Our main cluster at Liverpool is homogeneous at present, but that will change shortly. This document is part of our preparation for supporting a heterogeneous cluster. It will help us to find the scaling values and HEPSPEC06 power settings for correct publishing and accounting in a heterogeneous cluster that uses TORQUE/Maui without sub-clustering. I haven't fully tested the work, but I think it's correct and I hope it's useful for sysadmins at other sites.

Clock limits

There are two types of time limit operating on our cluster; a wall clock limit and a CPU time limit. The wall clock limit is the duration in real time that a job can last before it gets killed by the system. The CPU time limit is the amount of time that the job can run on a CPU before it gets killed. Example: Say you have a single CPU system, with two slots on it. When busy, it would be running two jobs. Each job would get about half the CPU. Therefore, it would make good sense to give it a wall clock limit of around twice the CPU limit, because the CPU is divided between two tasks. In systems where you have one job slot per CPU, wall and CPU limits are around the same value.

Notes:

  1. In practise, a job may not make efficient use of a CPU – it may wait for input or output to occur. A factor is sometimes applied to the wall clock limit to try to account for CPU inefficiencies. E.g. on our single CPU system, with two job slots on it, we might choose a wall clock limit of twice the CPU limit, then add some margin to the wall clock limit to account for CPU inefficiency.
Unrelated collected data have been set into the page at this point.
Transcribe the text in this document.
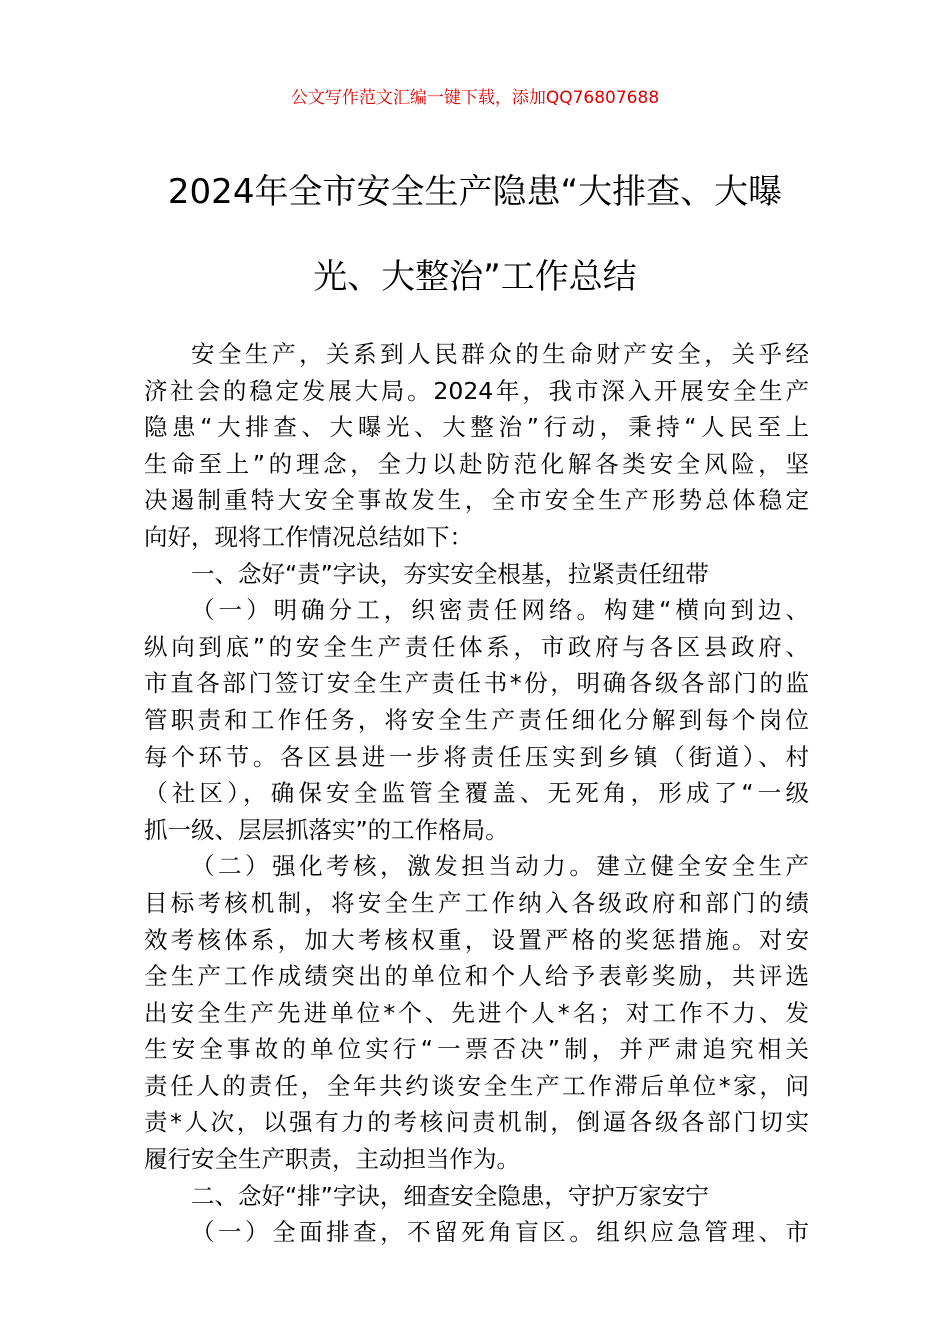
公文写作范文汇编一键下载，添加QQ76807688
2024年全市安全生产隐患“大排查、大曝
光、大整治”工作总结
安全生产，关系到人民群众的生命财产安全，关乎经
济社会的稳定发展大局。2024年，我市深入开展安全生产
隐患“大排查、大曝光、大整治”行动，秉持“人民至上
生命至上”的理念，全力以赴防范化解各类安全风险，坚
决遏制重特大安全事故发生，全市安全生产形势总体稳定
向好，现将工作情况总结如下：
一、念好“责”字诀，夯实安全根基，拉紧责任纽带
（一）明确分工，织密责任网络。构建“横向到边、
纵向到底”的安全生产责任体系，市政府与各区县政府、
市直各部门签订安全生产责任书*份，明确各级各部门的监
管职责和工作任务，将安全生产责任细化分解到每个岗位
每个环节。各区县进一步将责任压实到乡镇（街道）、村
（社区），确保安全监管全覆盖、无死角，形成了“一级
抓一级、层层抓落实”的工作格局。
（二）强化考核，激发担当动力。建立健全安全生产
目标考核机制，将安全生产工作纳入各级政府和部门的绩
效考核体系，加大考核权重，设置严格的奖惩措施。对安
全生产工作成绩突出的单位和个人给予表彰奖励，共评选
出安全生产先进单位*个、先进个人*名；对工作不力、发
生安全事故的单位实行“一票否决”制，并严肃追究相关
责任人的责任，全年共约谈安全生产工作滞后单位*家，问
责*人次，以强有力的考核问责机制，倒逼各级各部门切实
履行安全生产职责，主动担当作为。
二、念好“排”字诀，细查安全隐患，守护万家安宁
（一）全面排查，不留死角盲区。组织应急管理、市
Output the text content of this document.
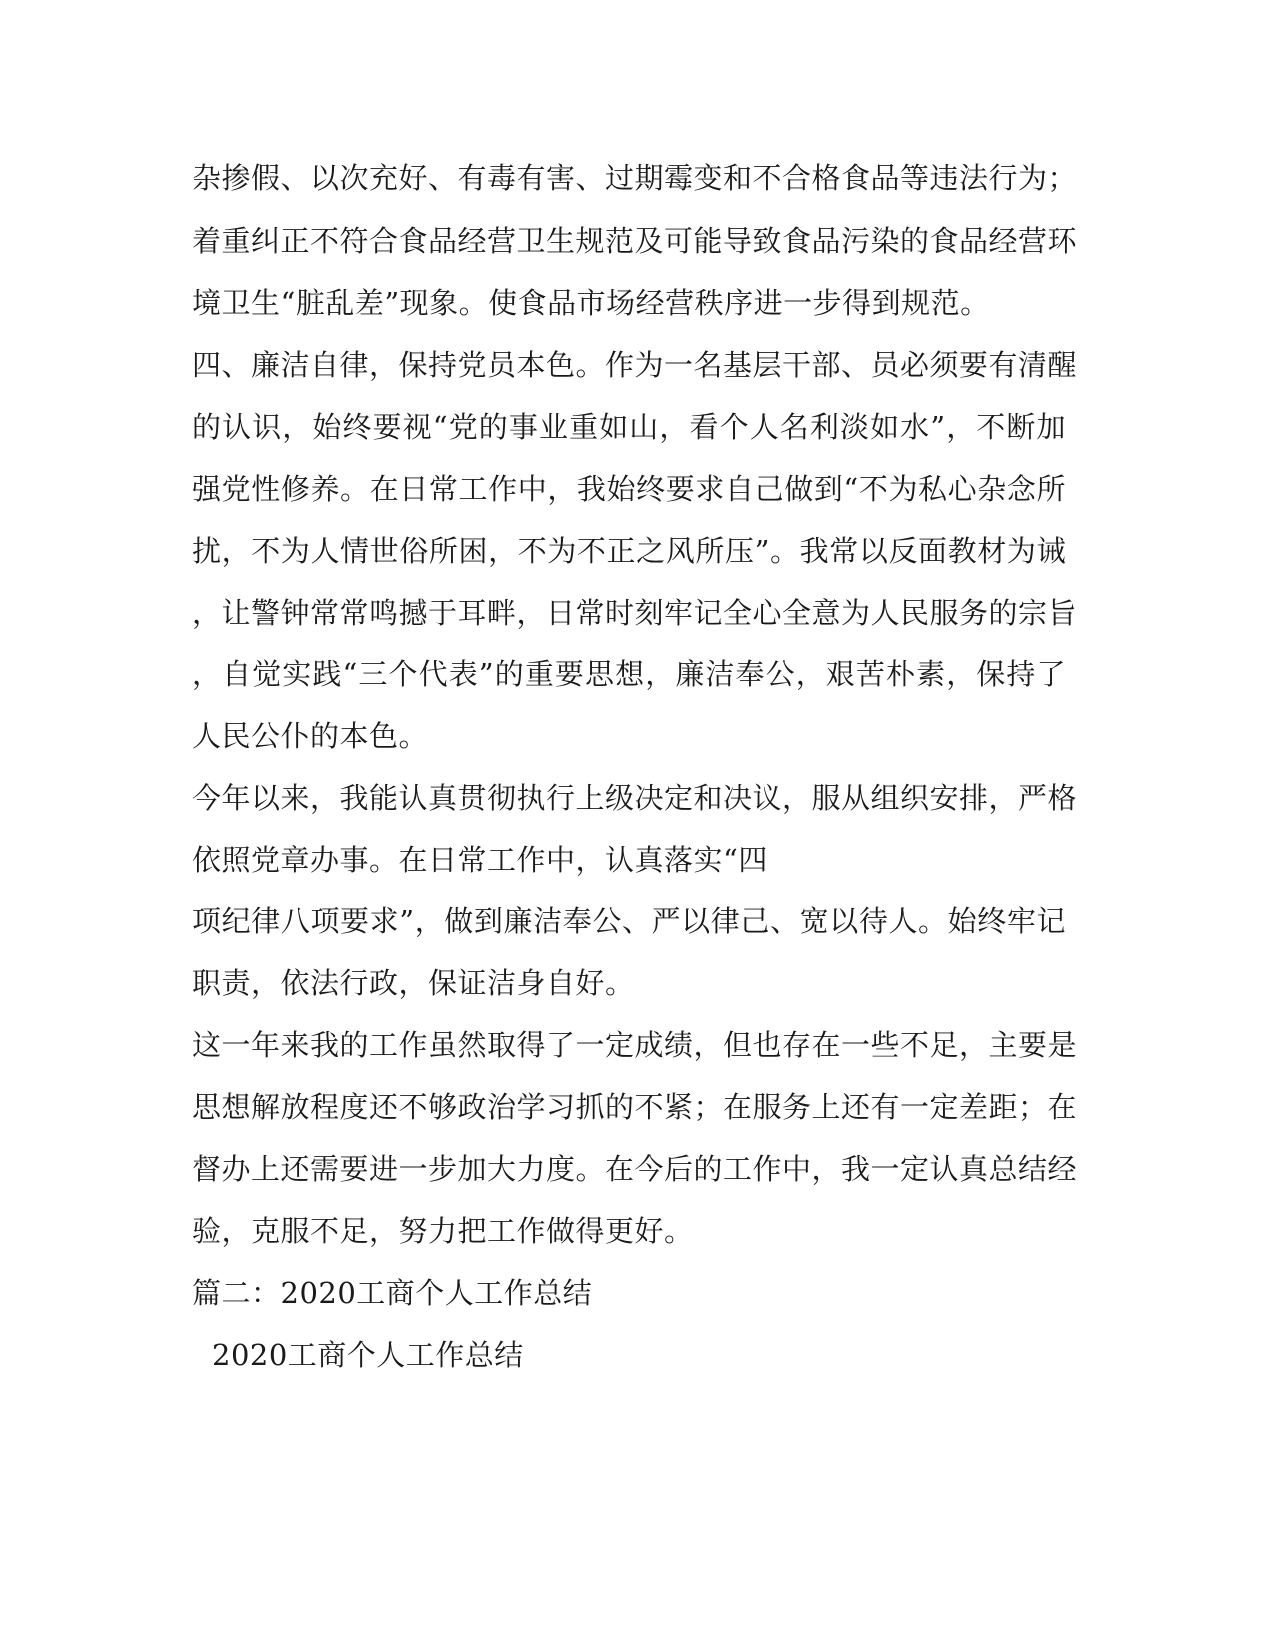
杂掺假、以次充好、有毒有害、过期霉变和不合格食品等违法行为；
着重纠正不符合食品经营卫生规范及可能导致食品污染的食品经营环
境卫生“脏乱差”现象。使食品市场经营秩序进一步得到规范。
四、廉洁自律，保持党员本色。作为一名基层干部、员必须要有清醒
的认识，始终要视“党的事业重如山，看个人名利淡如水”，不断加
强党性修养。在日常工作中，我始终要求自己做到“不为私心杂念所
扰，不为人情世俗所困，不为不正之风所压”。我常以反面教材为诫
，让警钟常常鸣撼于耳畔，日常时刻牢记全心全意为人民服务的宗旨
，自觉实践“三个代表”的重要思想，廉洁奉公，艰苦朴素，保持了
人民公仆的本色。
今年以来，我能认真贯彻执行上级决定和决议，服从组织安排，严格
依照党章办事。在日常工作中，认真落实“四
项纪律八项要求”，做到廉洁奉公、严以律己、宽以待人。始终牢记
职责，依法行政，保证洁身自好。
这一年来我的工作虽然取得了一定成绩，但也存在一些不足，主要是
思想解放程度还不够政治学习抓的不紧；在服务上还有一定差距；在
督办上还需要进一步加大力度。在今后的工作中，我一定认真总结经
验，克服不足，努力把工作做得更好。
篇二：2020工商个人工作总结
2020工商个人工作总结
  2. From now on, I assume that multi-core nodes have a full complement of slots, and are not over-subscribed, i.e. a system with N cores has N slots.

Scaling factors

A scaling factor is a value that makes systems comparable. Say you have systemA, which executes 10 billion instructions per second. Let’s say you have a time limit of 10 hours. We assume one job slot per CPU. Now let us say that, after a year, we add a new system to our cluster, say systemB, which runs 20 billion instructions per second.

What should we do about the time limits to account for the different CPU speeds? We could have separate limits for each system, or we could use a scaling factor. The scaling factor could be equal to 1 on systemA and 2 on systemB. When deciding whether to kill a job, we take the time limit, and divide it by the scaling factor. This would be 10/1 for system A, and 10/2 for systemB. Thus, if the job has been running on systemB for more than 5 hours, it gets killed. We normalised the clock limits and made them comparable.

This can be used to expand an existing cluster with faster nodes, without requiring different clock limits for each node type. You have one limit, with different scaling factors.

Another use for the scaling factor is for accounting

The scaling factor is applied on the nodes themselves. The head node, that dispatches jobs to the worker nodes, doesn’t know about the normalised time limits. It regards all the nodes to have the same time limits. The same applies to accounting. The accounting system doesn’t know the real length of time spent by a particular system, even though 2 hours on systemB is worth as much work as 4 hours on systemA. It is transparent.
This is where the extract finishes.